Posted by: Mike Plaiss at September 14, 2006 08:02 AMRappers may just be talking about booty, its relative quality, quantity, and what they would like to do to it - but at least they know what they're talking about. Unlike pop divas discussing endless love, or Conscience Rockers talking about geopolitics, or rich-ass 60's and 70's stars telling us about poverty and what we aren't doing about it.
Barbara, just tell me what it's like to berate the service; Bono, tell me about your cars and investment portfolio; Brittany, tell me about farting and belching in the bayou; and 50 Cent, tell me about bitches, money and prison; all of you, talk about what you understand. And 50's the only one of them doing that.

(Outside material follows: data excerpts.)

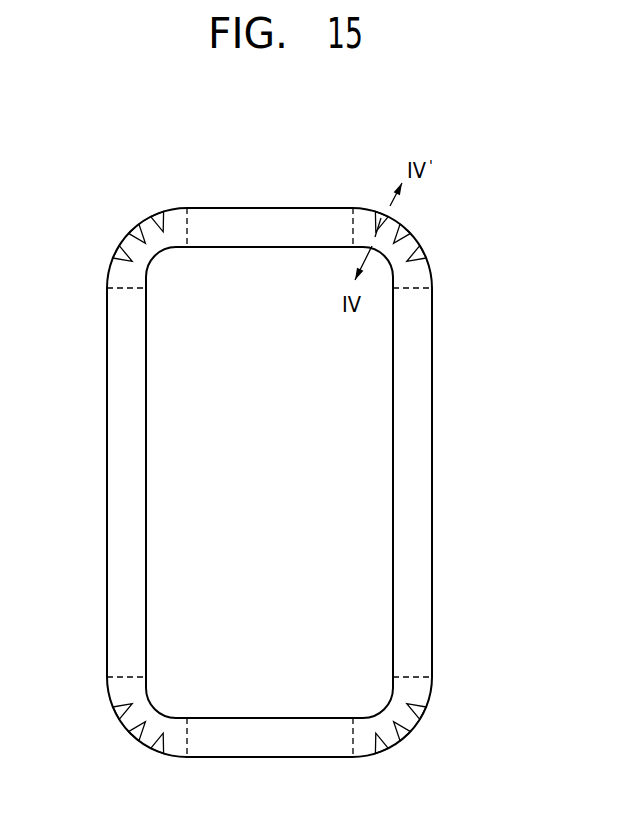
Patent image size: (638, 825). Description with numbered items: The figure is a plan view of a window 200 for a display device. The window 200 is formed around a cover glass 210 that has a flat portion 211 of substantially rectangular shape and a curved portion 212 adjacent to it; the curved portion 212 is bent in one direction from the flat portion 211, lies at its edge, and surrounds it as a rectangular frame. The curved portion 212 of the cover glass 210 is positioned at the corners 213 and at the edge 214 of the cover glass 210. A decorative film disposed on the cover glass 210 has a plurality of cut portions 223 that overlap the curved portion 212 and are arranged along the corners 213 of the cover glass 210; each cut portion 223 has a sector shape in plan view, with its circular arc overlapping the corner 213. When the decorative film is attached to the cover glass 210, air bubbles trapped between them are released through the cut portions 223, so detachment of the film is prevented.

The window 200 is at (145, 138).
The cover glass 210 is at (269, 414).
The flat portion 211 is at (220, 267).
The curved portion 212 is at (272, 218).
The corner 213 is at (130, 207).
The edge 214 is at (442, 448).
The cut portion 223 is at (409, 225).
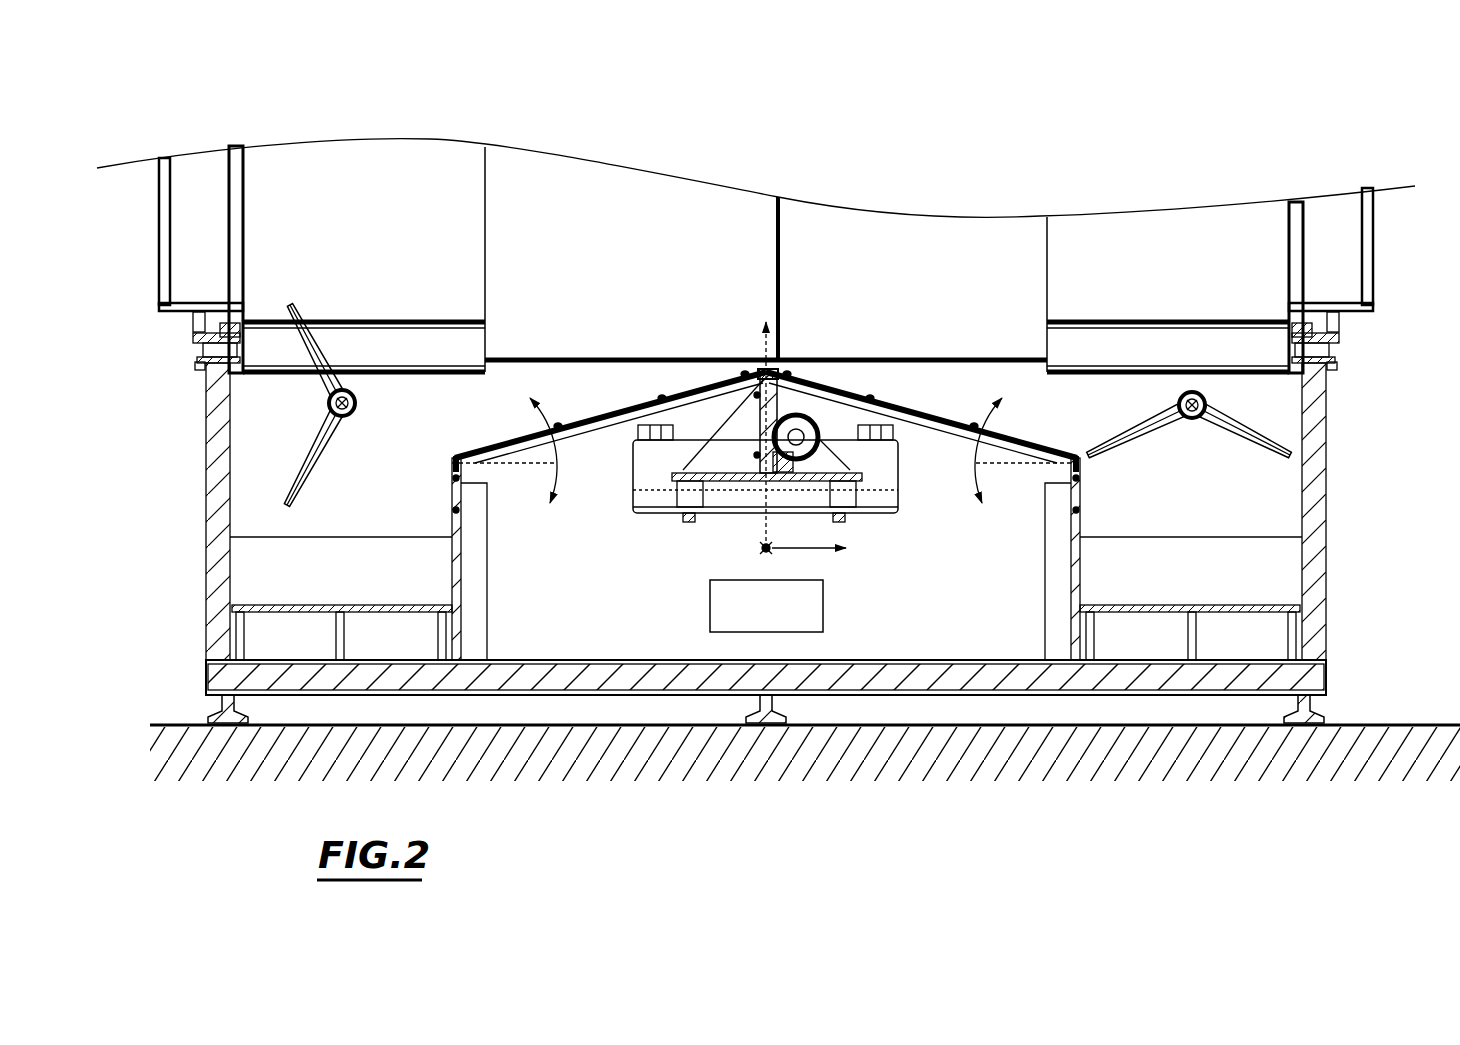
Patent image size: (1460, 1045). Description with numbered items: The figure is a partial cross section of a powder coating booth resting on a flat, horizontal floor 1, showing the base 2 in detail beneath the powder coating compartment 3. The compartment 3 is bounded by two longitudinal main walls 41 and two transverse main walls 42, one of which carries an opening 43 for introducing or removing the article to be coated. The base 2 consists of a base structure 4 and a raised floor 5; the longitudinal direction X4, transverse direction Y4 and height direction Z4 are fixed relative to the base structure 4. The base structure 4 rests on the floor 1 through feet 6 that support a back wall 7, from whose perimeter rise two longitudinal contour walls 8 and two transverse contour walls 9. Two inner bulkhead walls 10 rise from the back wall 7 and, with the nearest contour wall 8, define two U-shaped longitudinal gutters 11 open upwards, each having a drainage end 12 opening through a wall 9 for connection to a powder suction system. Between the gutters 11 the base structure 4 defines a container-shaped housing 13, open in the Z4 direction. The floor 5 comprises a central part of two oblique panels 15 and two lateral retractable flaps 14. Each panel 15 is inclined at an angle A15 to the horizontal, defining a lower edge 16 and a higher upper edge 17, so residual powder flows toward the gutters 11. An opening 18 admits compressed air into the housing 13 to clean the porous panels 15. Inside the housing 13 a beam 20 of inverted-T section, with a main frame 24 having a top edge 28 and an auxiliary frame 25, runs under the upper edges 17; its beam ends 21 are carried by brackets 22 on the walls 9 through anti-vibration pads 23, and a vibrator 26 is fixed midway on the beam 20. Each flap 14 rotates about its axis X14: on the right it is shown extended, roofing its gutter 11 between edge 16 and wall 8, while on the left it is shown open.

(Christ, how depressing...time to put on some Sibelius...)
Mike - I'm right there with you.
But I would warn against the natural bias against one's own times. By which I mean, if you were driving around in 1965, the year of the Beatles Help and Rubber Soul, the Beach Boys Summer Days, three Rolling Stones albums, the Byrds Mr. Tambourine Man and Turn! Turn! Turn!, a bunch of classics from the Supremes, the Temptations, etc., etc., etc...you're driving around, and mixed in with all this great stuff, probably ten parts to one, are things like the Monkeys, We Five, songs about a Red Rubber Ball, just loads and loads of dreck. From our vantage point in 2006, we get to pick out the best of the best to preserve - but in 1965, you were stuck with the whole mix of trash...
I prefer the Monkeys to the Beatles.
Posted by: Andrea Harris at September 14, 2006 03:00 PMWow - but hey, personal taste is a funny thing - I'm a big, big Barry Manilow fan...I have an Eminem CD and a Barry Manilow CD in the car right now...so I certainly ain't about to find fault with you!
Though wow, that is surprising!
Posted by: Ethan Hahn at September 14, 2006 04:40 PMDude, try progressive (or progressive metal.) Sure, most of the popular bands are European, but they sing in English and their music has some depth.
Actually, if you look at music as a language, the problem with pop music is that its creators largely have been exposed to the musical equivalent of baby talk all of their lives. Children will not be able to grasp classical the first time they are exposed to it: it's too complex, and comes across as just noise.
I *know* that happens because I had the same experience upon being exposed to certain musicians who used complex forms in their music. It was just noise; I couldn't get a handle on it. The key for me was watching a performance DVD of one band— it brought enough order to what I was hearing that I could enjoy it and understand it better. (They are known for complex, shifting time signatures, and until you grasp the phrasing you're off balance.)
You have to lead people to liking classical music gently. I find that old Warner Brothers cartoons are a good start.